I stand by my statement that depression is still demonised by ALL forms of media in some way or other, even if it has improved marginally in some cases.

Flibbertigibbet - one of the most difficult things about depression is that people just don't "get it". They minimise what we feel, they tell us it bothers them (try living with it!), they suggest that we should just get over it, they argue with us when we try to express ourselves (you're imagining it!), or they just avoid us all together. One of the things I'm learning is that I really don't need those people in my life. There are plenty of others who DO take the time to understand or support those of us who suffer depression.

(And I will do some posts on anxiety later)

Girl Clumsy said...

Kath, you've put words in my mouth, here and on Twitter.

I never said "It's OK for people with depression to be portrayed negatively because it's interesting".

I said that ALL types of diseases are given to various characters in various TV shows/movies - because they give depth and layers to characters, that people find interesting.

And I stand by that statement. Perfect people do not make interesting or relatable characters. As someone who stands up for all types of "normality", I assume you back that idea.

Sleepydumpling said...

No sorry, your attitude is offensive. End of story.

Girl Clumsy said...

Interesting. You're encouraging debate and discussion, but labelling me offensive because you don't like my point of view?

Depression is a horrid disease. I don't pretend to have your experiences, but you cannot know mine. My opinions are based on my experiences - personally and professionally.
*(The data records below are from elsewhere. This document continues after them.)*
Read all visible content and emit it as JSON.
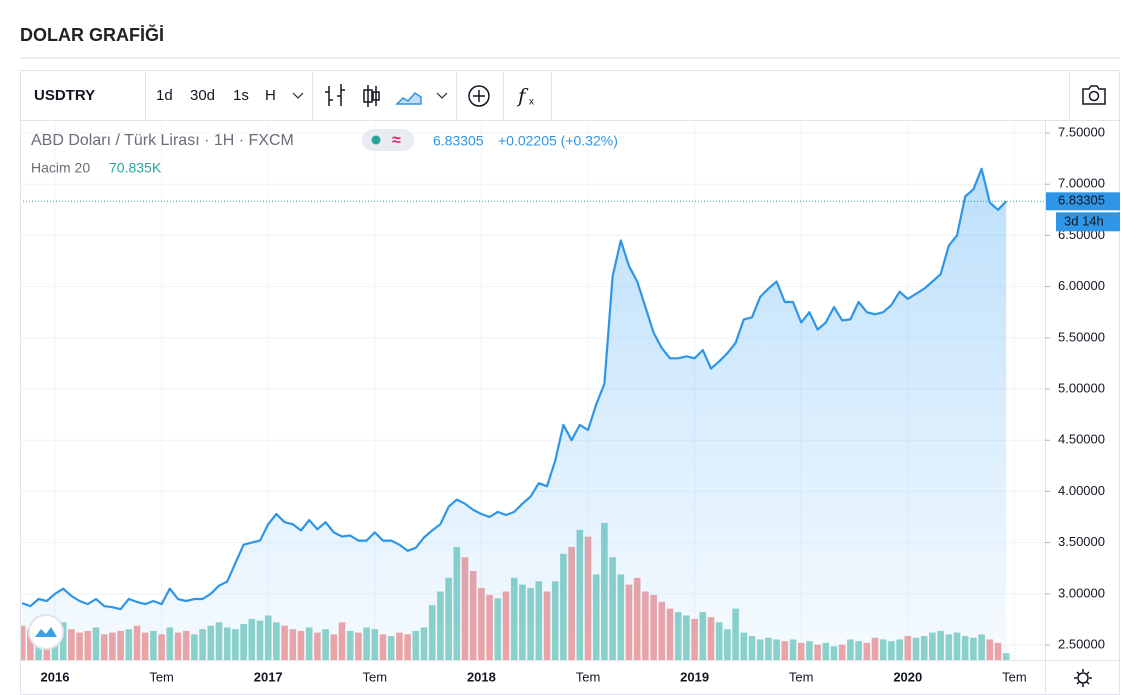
{
  "header": {
    "title": "DOLAR GRAFİĞİ"
  },
  "toolbar": {
    "symbol": "USDTRY",
    "intervals": [
      "1d",
      "30d",
      "1s",
      "H"
    ],
    "active_interval": 3
  },
  "chart_data": {
    "type": "line",
    "title": "ABD Doları / Türk Lirası · 1H · FXCM",
    "change": "+0.02205 (+0.32%)",
    "volume_ma_name": "Hacim 20",
    "volume_ma": "70.835K",
    "countdown": "3d 14h",
    "up_color": "#8fd3c9",
    "down_color": "#f2a5a5",
    "categories": [
      null,
      null,
      null,
      null,
      "2016",
      null,
      null,
      null,
      null,
      null,
      null,
      null,
      null,
      null,
      null,
      null,
      null,
      "Tem",
      null,
      null,
      null,
      null,
      null,
      null,
      null,
      null,
      null,
      null,
      null,
      null,
      "2017",
      null,
      null,
      null,
      null,
      null,
      null,
      null,
      null,
      null,
      null,
      null,
      null,
      "Tem",
      null,
      null,
      null,
      null,
      null,
      null,
      null,
      null,
      null,
      null,
      null,
      null,
      "2018",
      null,
      null,
      null,
      null,
      null,
      null,
      null,
      null,
      null,
      null,
      null,
      null,
      "Tem",
      null,
      null,
      null,
      null,
      null,
      null,
      null,
      null,
      null,
      null,
      null,
      null,
      "2019",
      null,
      null,
      null,
      null,
      null,
      null,
      null,
      null,
      null,
      null,
      null,
      null,
      "Tem",
      null,
      null,
      null,
      null,
      null,
      null,
      null,
      null,
      null,
      null,
      null,
      null,
      "2020",
      null,
      null,
      null,
      null,
      null,
      null,
      null,
      null,
      null,
      null,
      null,
      null,
      "Tem"
    ],
    "series": [
      {
        "name": "ABD Doları / Türk Lirası · 1H · FXCM",
        "color": "#2f95e6",
        "values": [
          2.91,
          2.88,
          2.95,
          2.93,
          3.0,
          3.05,
          2.98,
          2.93,
          2.9,
          2.95,
          2.88,
          2.87,
          2.85,
          2.95,
          2.92,
          2.9,
          2.93,
          2.9,
          3.05,
          2.95,
          2.93,
          2.95,
          2.95,
          3.0,
          3.08,
          3.12,
          3.3,
          3.48,
          3.5,
          3.52,
          3.68,
          3.78,
          3.7,
          3.68,
          3.62,
          3.72,
          3.63,
          3.7,
          3.6,
          3.56,
          3.57,
          3.52,
          3.52,
          3.6,
          3.52,
          3.52,
          3.48,
          3.42,
          3.45,
          3.55,
          3.62,
          3.68,
          3.85,
          3.92,
          3.88,
          3.82,
          3.78,
          3.75,
          3.8,
          3.77,
          3.8,
          3.88,
          3.95,
          4.08,
          4.05,
          4.3,
          4.65,
          4.5,
          4.65,
          4.6,
          4.85,
          5.05,
          6.1,
          6.45,
          6.2,
          6.05,
          5.8,
          5.55,
          5.4,
          5.3,
          5.3,
          5.32,
          5.3,
          5.38,
          5.2,
          5.27,
          5.35,
          5.45,
          5.68,
          5.7,
          5.9,
          5.98,
          6.05,
          5.85,
          5.85,
          5.65,
          5.75,
          5.58,
          5.65,
          5.8,
          5.67,
          5.68,
          5.85,
          5.75,
          5.73,
          5.75,
          5.82,
          5.95,
          5.88,
          5.93,
          5.98,
          6.05,
          6.12,
          6.4,
          6.5,
          6.88,
          6.95,
          7.15,
          6.82,
          6.75,
          6.83305,
          null
        ]
      },
      {
        "name": "Hacim 20",
        "type": "bar",
        "values": [
          100,
          90,
          105,
          85,
          95,
          110,
          90,
          80,
          85,
          95,
          75,
          80,
          85,
          90,
          100,
          80,
          85,
          75,
          95,
          80,
          85,
          75,
          90,
          100,
          110,
          95,
          90,
          105,
          120,
          115,
          130,
          110,
          100,
          90,
          85,
          95,
          80,
          90,
          75,
          110,
          85,
          80,
          95,
          90,
          75,
          70,
          80,
          75,
          85,
          95,
          160,
          200,
          240,
          330,
          300,
          260,
          210,
          190,
          180,
          200,
          240,
          220,
          210,
          230,
          200,
          230,
          310,
          330,
          380,
          360,
          250,
          400,
          300,
          250,
          220,
          240,
          200,
          190,
          170,
          150,
          140,
          130,
          120,
          140,
          125,
          110,
          90,
          150,
          80,
          70,
          60,
          65,
          60,
          55,
          60,
          50,
          55,
          45,
          50,
          40,
          45,
          60,
          55,
          50,
          65,
          60,
          55,
          60,
          70,
          65,
          70,
          80,
          85,
          75,
          80,
          70,
          65,
          75,
          60,
          50,
          20,
          null
        ]
      }
    ],
    "ylim": [
      2.354,
      7.627
    ],
    "yticks": [
      {
        "value": 2.5,
        "label": "2.50000"
      },
      {
        "value": 3,
        "label": "3.00000"
      },
      {
        "value": 3.5,
        "label": "3.50000"
      },
      {
        "value": 4,
        "label": "4.00000"
      },
      {
        "value": 4.5,
        "label": "4.50000"
      },
      {
        "value": 5,
        "label": "5.00000"
      },
      {
        "value": 5.5,
        "label": "5.50000"
      },
      {
        "value": 6,
        "label": "6.00000"
      },
      {
        "value": 6.5,
        "label": "6.50000"
      },
      {
        "value": 7,
        "label": "7.00000"
      },
      {
        "value": 7.5,
        "label": "7.50000"
      }
    ],
    "grid": true
  }
}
If they're offending you, perhaps you should examine why you're so quick to judge someone who isn't in 100% agreement with you.

I really enjoy your writing Kath and think you post on very worthy topics. But you surely must understand people are going to have varying views?

Sleepydumpling said...

This is not about agreeing or disagreeing. This is about standing up and saying that the attitude you hold is offensive because it is HARMFUL. This is not negotiable.

You are doing the exact thing I have mentioned on more than one occasion that is harmful and damaging to people with depression. I have told you that it is offensive, yet you continue to do it.

You or anyone else who persists in negating the effect of negative stereotypes of depression and anxiety, or disputes how people with depression feel or think about their depression do more damage than you can possibly understand.

This is the very attitude that keeps other depression sufferers silent, those who have not been able to find the healing and confidence to be able to speak out, as I am lucky to have found.

This stops here. Any further comments of this nature will be deleted.